Nonsense! Actually, he was acutely aware of the tremendous honor, and he was undoubtedly boiling with excitement. For it was the dawn of world-wide fame.

Chapter Eight.

Early Years as a Professor at Johns Hopkins — Great Discoveries and Promethean Celebrations

Following the death of the great, gruff Henry Rowland at Johns Hopkins in 1901, Wood was offered and accepted a full professorship in experimental physics there. It was a high honor for so young a man, no matter how fantastic a genius. Gertrude went ahead to Baltimore and selected a house on St. Paul Street in a city block that had looked upon the stoning by secessionists of the Massachusetts regiment on its way to Washington. Returning to Madison, the furniture was packed up and sent on in care of the Baltimore house agent, who installed it on its arrival. The family reached Baltimore late in September. They opened the Baltimore house, unpacked the crate containing the Stanley Steamer, and bounced over the cobblestones with which the entire city was then paved. Surface drainage disposed of all the water used for washing purposes, a thin stream, sky blue on wash day, running out under every back gate and along a shallow gutter in the brick sidewalk. Loose bricks acted as force pumps, squirting a jet of water up your trouser leg almost to the knees if you stepped on one, efficiently adjusted with respect to its neighbors. Wood called them “bath bricks”. The alleys and some of the street crossings had high stepping stones on which you crossed dry-shod in case of heavy rains, but at which the Stanley Steamer shied.
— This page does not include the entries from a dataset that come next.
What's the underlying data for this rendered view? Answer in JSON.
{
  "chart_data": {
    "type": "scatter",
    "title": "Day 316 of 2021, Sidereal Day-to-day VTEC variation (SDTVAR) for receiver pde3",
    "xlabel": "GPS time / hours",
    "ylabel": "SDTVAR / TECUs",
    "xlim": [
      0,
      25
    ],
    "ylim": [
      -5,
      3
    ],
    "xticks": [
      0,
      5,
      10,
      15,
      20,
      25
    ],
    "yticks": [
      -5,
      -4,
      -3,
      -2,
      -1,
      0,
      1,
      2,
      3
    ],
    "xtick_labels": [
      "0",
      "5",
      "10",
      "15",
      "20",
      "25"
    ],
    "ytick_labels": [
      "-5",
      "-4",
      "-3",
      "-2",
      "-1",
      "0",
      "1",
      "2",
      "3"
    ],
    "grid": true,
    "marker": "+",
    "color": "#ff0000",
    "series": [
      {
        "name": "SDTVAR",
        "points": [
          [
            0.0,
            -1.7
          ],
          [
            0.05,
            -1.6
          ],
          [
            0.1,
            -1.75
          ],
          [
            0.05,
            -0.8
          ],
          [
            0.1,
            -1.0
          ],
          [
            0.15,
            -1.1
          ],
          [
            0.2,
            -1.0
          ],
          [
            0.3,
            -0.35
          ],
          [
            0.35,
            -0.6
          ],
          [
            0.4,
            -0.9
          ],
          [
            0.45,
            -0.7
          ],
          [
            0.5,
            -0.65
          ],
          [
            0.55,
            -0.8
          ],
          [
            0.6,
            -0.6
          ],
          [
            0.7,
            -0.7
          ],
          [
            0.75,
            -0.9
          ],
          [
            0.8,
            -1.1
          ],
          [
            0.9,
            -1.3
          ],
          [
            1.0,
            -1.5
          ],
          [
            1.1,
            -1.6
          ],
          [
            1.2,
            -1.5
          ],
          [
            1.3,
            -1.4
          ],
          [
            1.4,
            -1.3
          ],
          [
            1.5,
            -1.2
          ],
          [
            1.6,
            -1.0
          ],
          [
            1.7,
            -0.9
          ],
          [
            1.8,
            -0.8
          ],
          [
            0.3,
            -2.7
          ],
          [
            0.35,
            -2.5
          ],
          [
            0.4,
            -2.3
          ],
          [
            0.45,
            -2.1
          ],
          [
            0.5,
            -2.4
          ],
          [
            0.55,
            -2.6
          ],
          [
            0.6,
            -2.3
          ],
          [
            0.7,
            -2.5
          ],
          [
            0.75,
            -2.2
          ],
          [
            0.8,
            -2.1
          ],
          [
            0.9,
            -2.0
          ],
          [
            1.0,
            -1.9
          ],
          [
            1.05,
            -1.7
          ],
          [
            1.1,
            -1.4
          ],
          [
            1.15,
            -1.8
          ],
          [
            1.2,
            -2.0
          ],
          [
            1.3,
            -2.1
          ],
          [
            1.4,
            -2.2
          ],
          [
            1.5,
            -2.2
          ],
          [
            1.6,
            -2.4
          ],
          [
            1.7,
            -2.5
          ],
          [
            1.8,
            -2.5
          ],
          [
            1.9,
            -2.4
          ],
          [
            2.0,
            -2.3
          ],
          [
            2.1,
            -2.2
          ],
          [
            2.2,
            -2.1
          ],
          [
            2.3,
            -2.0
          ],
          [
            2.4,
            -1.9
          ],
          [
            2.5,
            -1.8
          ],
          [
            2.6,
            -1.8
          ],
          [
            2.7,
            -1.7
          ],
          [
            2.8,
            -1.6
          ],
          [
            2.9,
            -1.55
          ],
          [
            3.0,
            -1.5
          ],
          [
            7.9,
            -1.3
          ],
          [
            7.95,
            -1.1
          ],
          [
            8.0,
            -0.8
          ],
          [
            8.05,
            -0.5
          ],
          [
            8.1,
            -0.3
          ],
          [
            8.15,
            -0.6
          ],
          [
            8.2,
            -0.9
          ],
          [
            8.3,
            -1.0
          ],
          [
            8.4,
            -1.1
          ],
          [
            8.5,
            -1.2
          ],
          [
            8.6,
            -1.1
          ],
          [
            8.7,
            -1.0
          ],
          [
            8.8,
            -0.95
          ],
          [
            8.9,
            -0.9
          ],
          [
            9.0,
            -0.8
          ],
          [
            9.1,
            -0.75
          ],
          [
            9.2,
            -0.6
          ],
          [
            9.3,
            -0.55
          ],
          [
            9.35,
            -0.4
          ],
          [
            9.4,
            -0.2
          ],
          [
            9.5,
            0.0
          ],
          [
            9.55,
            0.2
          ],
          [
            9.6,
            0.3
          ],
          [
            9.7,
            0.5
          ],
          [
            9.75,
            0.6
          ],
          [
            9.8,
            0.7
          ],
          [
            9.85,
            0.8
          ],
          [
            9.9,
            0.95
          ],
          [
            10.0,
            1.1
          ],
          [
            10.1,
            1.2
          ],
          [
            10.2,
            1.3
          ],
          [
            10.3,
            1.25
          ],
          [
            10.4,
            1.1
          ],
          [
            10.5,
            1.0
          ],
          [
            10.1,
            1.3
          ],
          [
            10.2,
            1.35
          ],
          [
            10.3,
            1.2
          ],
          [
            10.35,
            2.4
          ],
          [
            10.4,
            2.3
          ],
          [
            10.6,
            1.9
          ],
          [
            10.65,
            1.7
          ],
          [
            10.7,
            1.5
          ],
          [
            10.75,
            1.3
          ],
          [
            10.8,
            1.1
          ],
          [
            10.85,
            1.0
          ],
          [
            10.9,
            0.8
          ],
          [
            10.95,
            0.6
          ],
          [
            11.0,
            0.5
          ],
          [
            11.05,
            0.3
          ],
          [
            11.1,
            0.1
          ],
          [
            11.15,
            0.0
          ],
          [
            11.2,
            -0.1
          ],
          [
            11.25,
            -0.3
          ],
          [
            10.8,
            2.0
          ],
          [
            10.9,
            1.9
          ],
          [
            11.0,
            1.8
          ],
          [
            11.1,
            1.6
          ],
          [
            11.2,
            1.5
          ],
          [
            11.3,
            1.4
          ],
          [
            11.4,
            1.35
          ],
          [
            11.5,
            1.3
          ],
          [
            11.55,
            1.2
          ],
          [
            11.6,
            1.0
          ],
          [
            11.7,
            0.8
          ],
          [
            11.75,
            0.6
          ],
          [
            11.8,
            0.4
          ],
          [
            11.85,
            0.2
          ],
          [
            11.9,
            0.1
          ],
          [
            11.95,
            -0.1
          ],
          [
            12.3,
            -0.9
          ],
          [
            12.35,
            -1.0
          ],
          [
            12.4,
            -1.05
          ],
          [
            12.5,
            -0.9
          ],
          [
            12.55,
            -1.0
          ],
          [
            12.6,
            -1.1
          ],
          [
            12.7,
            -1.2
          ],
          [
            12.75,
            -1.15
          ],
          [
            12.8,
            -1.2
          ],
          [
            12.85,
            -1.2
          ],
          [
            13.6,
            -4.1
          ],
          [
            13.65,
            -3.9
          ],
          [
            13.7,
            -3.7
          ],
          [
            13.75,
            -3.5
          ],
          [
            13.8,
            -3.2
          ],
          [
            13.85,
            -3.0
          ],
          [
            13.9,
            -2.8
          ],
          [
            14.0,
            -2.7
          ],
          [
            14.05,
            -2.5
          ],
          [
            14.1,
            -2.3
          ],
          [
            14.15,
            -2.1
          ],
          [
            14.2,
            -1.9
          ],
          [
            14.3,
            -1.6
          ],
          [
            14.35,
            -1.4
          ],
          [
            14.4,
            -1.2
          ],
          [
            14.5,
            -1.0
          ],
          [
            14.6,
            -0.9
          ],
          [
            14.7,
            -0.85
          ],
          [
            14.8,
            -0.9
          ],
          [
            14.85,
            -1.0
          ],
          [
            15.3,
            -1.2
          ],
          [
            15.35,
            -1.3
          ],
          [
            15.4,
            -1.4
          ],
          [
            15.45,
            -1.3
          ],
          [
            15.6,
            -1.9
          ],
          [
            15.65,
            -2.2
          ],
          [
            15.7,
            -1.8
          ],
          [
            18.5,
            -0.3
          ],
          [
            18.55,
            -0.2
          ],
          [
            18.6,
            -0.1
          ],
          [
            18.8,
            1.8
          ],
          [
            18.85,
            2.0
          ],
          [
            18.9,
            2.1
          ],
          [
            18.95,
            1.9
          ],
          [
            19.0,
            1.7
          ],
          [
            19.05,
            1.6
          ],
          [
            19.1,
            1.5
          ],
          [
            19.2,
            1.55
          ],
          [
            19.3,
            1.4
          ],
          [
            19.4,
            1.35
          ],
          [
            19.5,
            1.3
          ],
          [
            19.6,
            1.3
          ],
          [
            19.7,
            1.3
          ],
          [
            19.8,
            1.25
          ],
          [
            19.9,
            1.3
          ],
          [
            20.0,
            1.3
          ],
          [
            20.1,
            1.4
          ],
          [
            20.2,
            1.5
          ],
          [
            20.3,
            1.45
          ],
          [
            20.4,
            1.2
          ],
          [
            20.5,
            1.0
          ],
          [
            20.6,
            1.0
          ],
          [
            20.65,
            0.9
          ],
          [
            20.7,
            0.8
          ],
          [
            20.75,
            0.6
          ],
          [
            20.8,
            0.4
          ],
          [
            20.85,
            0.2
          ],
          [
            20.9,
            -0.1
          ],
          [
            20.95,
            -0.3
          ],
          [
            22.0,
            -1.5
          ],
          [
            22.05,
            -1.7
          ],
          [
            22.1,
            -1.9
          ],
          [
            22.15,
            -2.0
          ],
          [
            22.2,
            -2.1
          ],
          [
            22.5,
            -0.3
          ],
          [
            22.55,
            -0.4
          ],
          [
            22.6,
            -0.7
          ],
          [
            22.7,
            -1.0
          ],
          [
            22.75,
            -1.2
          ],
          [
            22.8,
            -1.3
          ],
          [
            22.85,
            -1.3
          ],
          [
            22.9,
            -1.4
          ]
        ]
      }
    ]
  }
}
Of his work at Johns Hopkins, Wood says:


My teaching was very light, three lectures a week on physical optics, the same as at Madison, and I gave practically all of my time to research, a part of it in collaboration with graduate students working for the doctor’s degree. With J. H. Moore an investigation was made of the green fluorescence of sodium, with more powerful spectroscopes than the one I had used at Madison. This came along very well, an “infant phenomenon” being observed that became very important when it grew up in later years. Instead of illuminating the vapor in a small glass bulb with white light as I had done at Madison, we shot into it various colored rays in succession obtained by a combination of lenses and prisms called a monochromator, which sifts out from sunlight a very narrow region of the spectrum and projects the beam of pure color at any desired point. We found that when the metallic vapor was illuminated by a beam of blue light, it emitted fluorescent light of a yellow color, but as the color of the beam from the monochromator was changed to bluish green, green, and greenish yellow in succession, the region of maximum intensity in the fluorescent spectrum moved down towards the region of the exciting light and eventually coincided with it, with a suspicion of a trace of light on the further side of it. This was an exception to Stokes’s law of fluorescence, which stated that the light emitted by fluorescent substances was always made up of wave lengths longer than that of the exciting ray, that is, on the red side of it. Many years later unusual fluorescence was very clearly demonstrated in experiments that I made with sodium and iodine vapors, the discovery being of considerable importance in connection with the theory of molecular spectra.